Sherwood Merchant Jr. was a “people person.” He made it a point to keep in contact with friends and acquaintances, leafing through his address book to look up their phone numbers and calling them regularly. He was well known for sitting at his manual typewriter and writing notes to family and friends on three-by-five-inch index cards he always had close at hand.
“My father loved to talk to people, and he kept in touch with them the old-fashioned way by calling or writing them,” said his daughter Melissa Merchant of Atlanta. “He always knew what was going on with his friends, whether they had been sick or needed something or how their families were doing. And he wrote many, many notes over the years to people on index cards, even to my mother. He was famous for that among all who knew him. When he was in hospice care, members of his church typed cards for him.”
Sherwood A. Merchant Jr., 94, died on Oct. 18. He was born Nov. 3, 1921, in Oxford, Fla., to Sherwood Merchant Sr. and Vesta Merchant. His family said he was “almost” an Atlanta native, having moved to Atlanta in 1929. He attended Crew Street Elementary School, Hoke Smith Jr. High School and Commercial High School, where he graduated in 1940.

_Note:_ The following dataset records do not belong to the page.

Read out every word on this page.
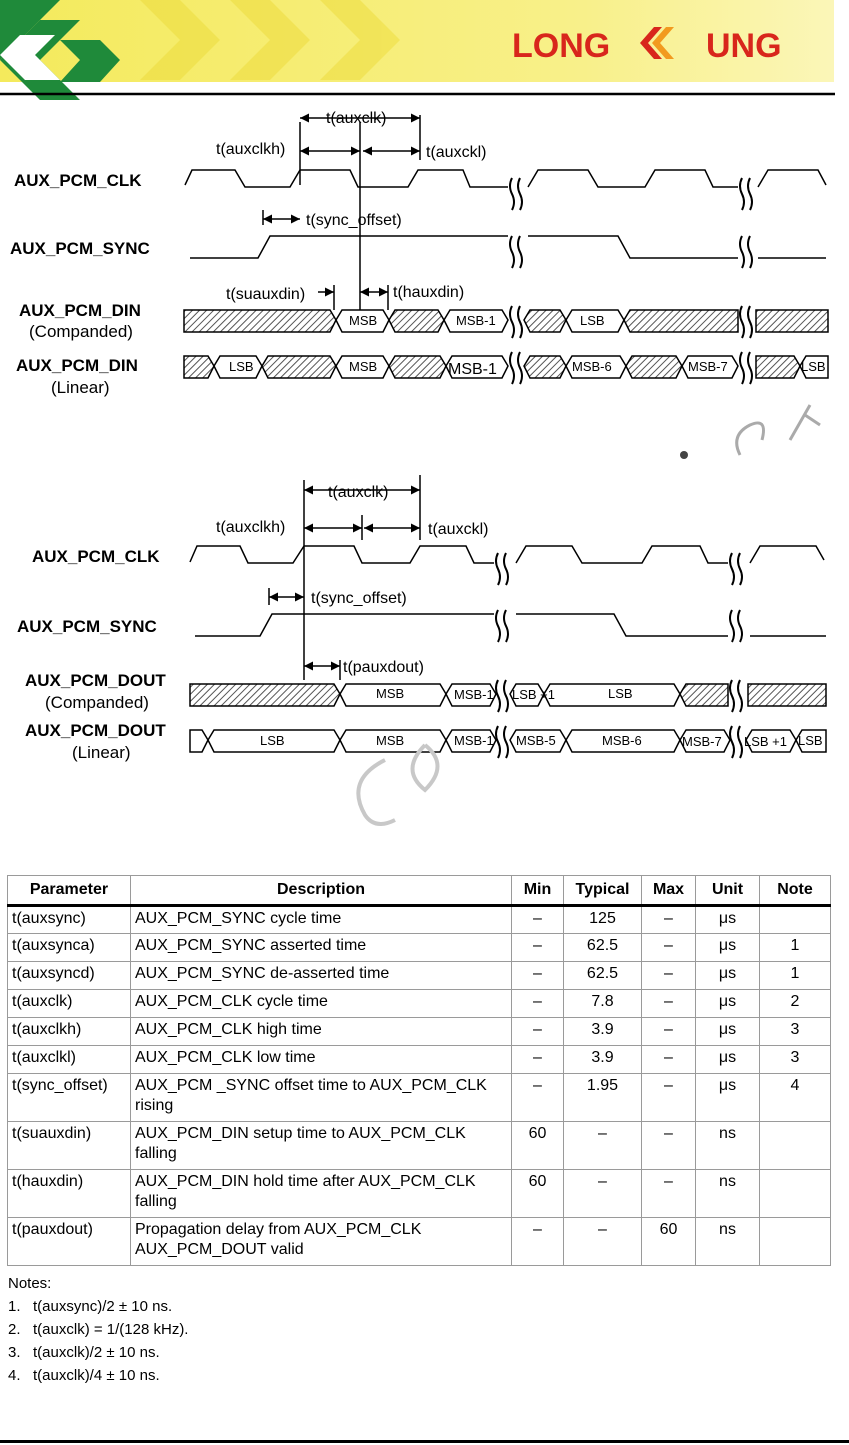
LONG	UNG
AUX_PCM_CLK
AUX_PCM_SYNC
AUX_PCM_DIN
(Companded)
AUX_PCM_DIN
(Linear)
t(auxclk)
t(auxclkh)	t(auxckl)
t(sync_offset)
t(suauxdin)	t(hauxdin)
MSB	MSB-1	LSB
LSB	MSB	MSB-1	MSB-6	MSB-7	LSB
AUX_PCM_CLK
AUX_PCM_SYNC
AUX_PCM_DOUT
(Companded)
AUX_PCM_DOUT
(Linear)
t(auxclk)
t(auxclkh)	t(auxckl)
t(sync_offset)
t(pauxdout)
MSB	MSB-1 LSB +1	LSB
LSB	MSB	MSB-1 MSB-5	MSB-6	MSB-7 LSB +1 LSB
Parameter	Description	Min	Typical	Max	Unit	Note
t(auxsync)	AUX_PCM_SYNC cycle time	–	125	–	μs	
t(auxsynca)	AUX_PCM_SYNC asserted time	–	62.5	–	μs	1
t(auxsyncd)	AUX_PCM_SYNC de-asserted time	–	62.5	–	μs	1
t(auxclk)	AUX_PCM_CLK cycle time	–	7.8	–	μs	2
t(auxclkh)	AUX_PCM_CLK high time	–	3.9	–	μs	3
t(auxclkl)	AUX_PCM_CLK low time	–	3.9	–	μs	3
t(sync_offset)	AUX_PCM _SYNC offset time to AUX_PCM_CLK rising	–	1.95	–	μs	4
t(suauxdin)	AUX_PCM_DIN setup time to AUX_PCM_CLK falling	60	–	–	ns	
t(hauxdin)	AUX_PCM_DIN hold time after AUX_PCM_CLK falling	60	–	–	ns	
t(pauxdout)	Propagation delay from AUX_PCM_CLK AUX_PCM_DOUT valid	–	–	60	ns	
Notes:
1.   t(auxsync)/2 ± 10 ns.
2.   t(auxclk) = 1/(128 kHz).
3.   t(auxclk)/2 ± 10 ns.
4.   t(auxclk)/4 ± 10 ns.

His first job out of high school was assistant manager of the Euclid Theatre in Little Five Points, working 55 hours a week for $15. He soon found a job paying $18 for 40 hours at Draper Corporation, then the world’s largest maker of looms for cotton mills. He was a World War II veteran, serving in the U.S. Army from 1942 to 1946 with General George Patton’s Third Army.
Merchant served in many civic and charitable organizations. He held a variety of offices with the Capitol Area Kiwanis over 40 years, including lieutenant governor of the Georgia 16th Division. He received the Kiwanis’ Hixson Award in 1999 for his longtime support. He was a member of the Administrative Management Society for over 30 years, serving in many leadership roles including president of the Atlanta chapter and international director. Merchant was also president of the Commercial High Alumni Association and a member of the Atlanta chapter of the American Theatre Organ Society. He was a member of Union United Methodist Church in Stockbridge and taught Sunday school there for over 60 years.
Merchant was a leader in the Salvation Army for over 45 years, a founding member of the Salvation Army Adult Rehabilitation Center Advisory Council and its chairman for several years. The organization held a special place in Merchant’s heart, said Peggy Merchant, his wife of 62 years.
“His father was a teacher in Florida, and in 1929 at the beginning of the Depression, schools there apparently ran out of money and closed,” she said. “A friend told him that he could have a job in a grocery store in Atlanta if he could get there. The Salvation Army helped the family get to Atlanta, and my husband never forgot that. He rang bells for the Salvation Army every Christmas, helped get donations for the Salvation Army store, always anything he could do to help the organization. And he never missed a monthly advisory council meeting.”
Major Steve Justice of the Salvation Army in Atlanta said Merchant’s chair at advisory council meetings will be left vacant for the next year and Merchant’s picture will hang in the boardroom. “We are proud to honor him for his leadership, his extraordinary service and all he did for the Salvation Army over many years,” Justice said.
In addition to his wife and daughter, Merchant is survived by two sons, Mark, of Snellville, and Matthew, of Marietta; and three grandchildren.
A Celebration of Life was held Sunday, Oct. 30 at Union United Methodist Church. The family requests that donations be made to the Salvation Army Adult Rehabilitation Center or Union United Methodist Church.